Home DivertissementThe Amazing Spider-Man #14 – Rond et rond

The Amazing Spider-Man #14 – Rond et rond

by Antoine Girard

Publié le 17 octobre 2025 14:01:00. La série L’Incroyable Spider-Man, après une audacieuse scission narrative, peine à maintenir son élan, notamment dans les intrigues centrées sur Norman Osborn et Ben Reilly, malgré un potentiel indéniable dans l’évolution de leurs personnages.

  • La séparation de la série en deux arcs narratifs a initialement permis aux personnages de se développer, mais l’arc Osborn/Reilly souffre d’un rythme lent et d’un manque de profondeur.
  • L’exploration de l’héroïsme par Norman Osborn et la quête d’identité de Ben Reilly sont prometteuses, mais restent superficielles.
  • La qualité artistique de la série, malgré des changements fréquents d’artistes, reste un point fort, compensant en partie les faiblesses narratives.

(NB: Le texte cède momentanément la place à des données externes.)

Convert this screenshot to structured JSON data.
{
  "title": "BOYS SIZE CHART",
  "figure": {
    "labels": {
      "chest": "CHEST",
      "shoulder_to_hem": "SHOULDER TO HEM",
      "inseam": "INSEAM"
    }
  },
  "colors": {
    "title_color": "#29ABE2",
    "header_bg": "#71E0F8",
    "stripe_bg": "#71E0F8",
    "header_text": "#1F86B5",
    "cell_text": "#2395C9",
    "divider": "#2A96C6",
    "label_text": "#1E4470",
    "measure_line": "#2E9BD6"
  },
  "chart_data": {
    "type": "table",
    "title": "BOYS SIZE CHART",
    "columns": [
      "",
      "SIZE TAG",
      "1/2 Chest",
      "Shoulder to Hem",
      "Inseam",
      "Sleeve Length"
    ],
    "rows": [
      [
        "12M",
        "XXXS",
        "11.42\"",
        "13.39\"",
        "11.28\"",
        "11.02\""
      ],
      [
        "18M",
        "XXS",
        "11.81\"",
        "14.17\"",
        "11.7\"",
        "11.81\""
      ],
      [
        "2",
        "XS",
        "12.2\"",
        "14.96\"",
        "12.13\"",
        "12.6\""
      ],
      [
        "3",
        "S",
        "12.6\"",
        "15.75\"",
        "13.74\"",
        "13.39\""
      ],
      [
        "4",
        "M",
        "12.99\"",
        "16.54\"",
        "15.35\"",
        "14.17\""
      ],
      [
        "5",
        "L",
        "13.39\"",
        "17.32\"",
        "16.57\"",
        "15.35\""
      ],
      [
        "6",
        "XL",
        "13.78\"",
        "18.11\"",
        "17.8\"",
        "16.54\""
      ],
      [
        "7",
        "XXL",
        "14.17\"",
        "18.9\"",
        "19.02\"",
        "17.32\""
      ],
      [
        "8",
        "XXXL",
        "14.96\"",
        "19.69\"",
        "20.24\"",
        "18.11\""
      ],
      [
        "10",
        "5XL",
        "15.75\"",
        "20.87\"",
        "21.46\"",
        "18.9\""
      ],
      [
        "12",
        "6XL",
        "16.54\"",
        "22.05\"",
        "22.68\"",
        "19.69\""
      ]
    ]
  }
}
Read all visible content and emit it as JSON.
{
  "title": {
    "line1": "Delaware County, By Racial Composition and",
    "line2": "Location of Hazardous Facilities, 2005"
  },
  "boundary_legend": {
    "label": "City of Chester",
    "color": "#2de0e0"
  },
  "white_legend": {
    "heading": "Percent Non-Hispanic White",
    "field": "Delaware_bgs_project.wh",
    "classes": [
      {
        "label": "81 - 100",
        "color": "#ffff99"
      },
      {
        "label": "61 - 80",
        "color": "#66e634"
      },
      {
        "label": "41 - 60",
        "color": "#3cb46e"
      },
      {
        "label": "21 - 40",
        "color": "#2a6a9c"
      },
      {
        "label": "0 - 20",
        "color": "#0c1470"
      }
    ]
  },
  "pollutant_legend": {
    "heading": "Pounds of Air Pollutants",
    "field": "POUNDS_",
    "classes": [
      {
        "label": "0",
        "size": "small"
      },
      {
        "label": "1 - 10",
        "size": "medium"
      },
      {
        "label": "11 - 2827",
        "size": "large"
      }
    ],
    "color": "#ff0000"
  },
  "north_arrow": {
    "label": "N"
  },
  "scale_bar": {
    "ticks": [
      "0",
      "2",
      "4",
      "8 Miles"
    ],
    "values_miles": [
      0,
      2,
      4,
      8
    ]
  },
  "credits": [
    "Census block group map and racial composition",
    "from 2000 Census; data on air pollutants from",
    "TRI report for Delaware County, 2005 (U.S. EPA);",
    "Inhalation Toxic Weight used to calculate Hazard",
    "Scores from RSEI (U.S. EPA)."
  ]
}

L’initiative de diviser L’Incroyable Spider-Man en deux parties distinctes avait initialement été perçue comme un risque, mais s’est avérée payante en offrant aux personnages un espace de développement plus conséquent. Cette approche a permis d’explorer les changements de caractérisation récents de manière plus organique et crédible. Cependant, cette dynamique semble s’essouffler, particulièrement dans les chapitres consacrés à Norman Osborn et Ben Reilly.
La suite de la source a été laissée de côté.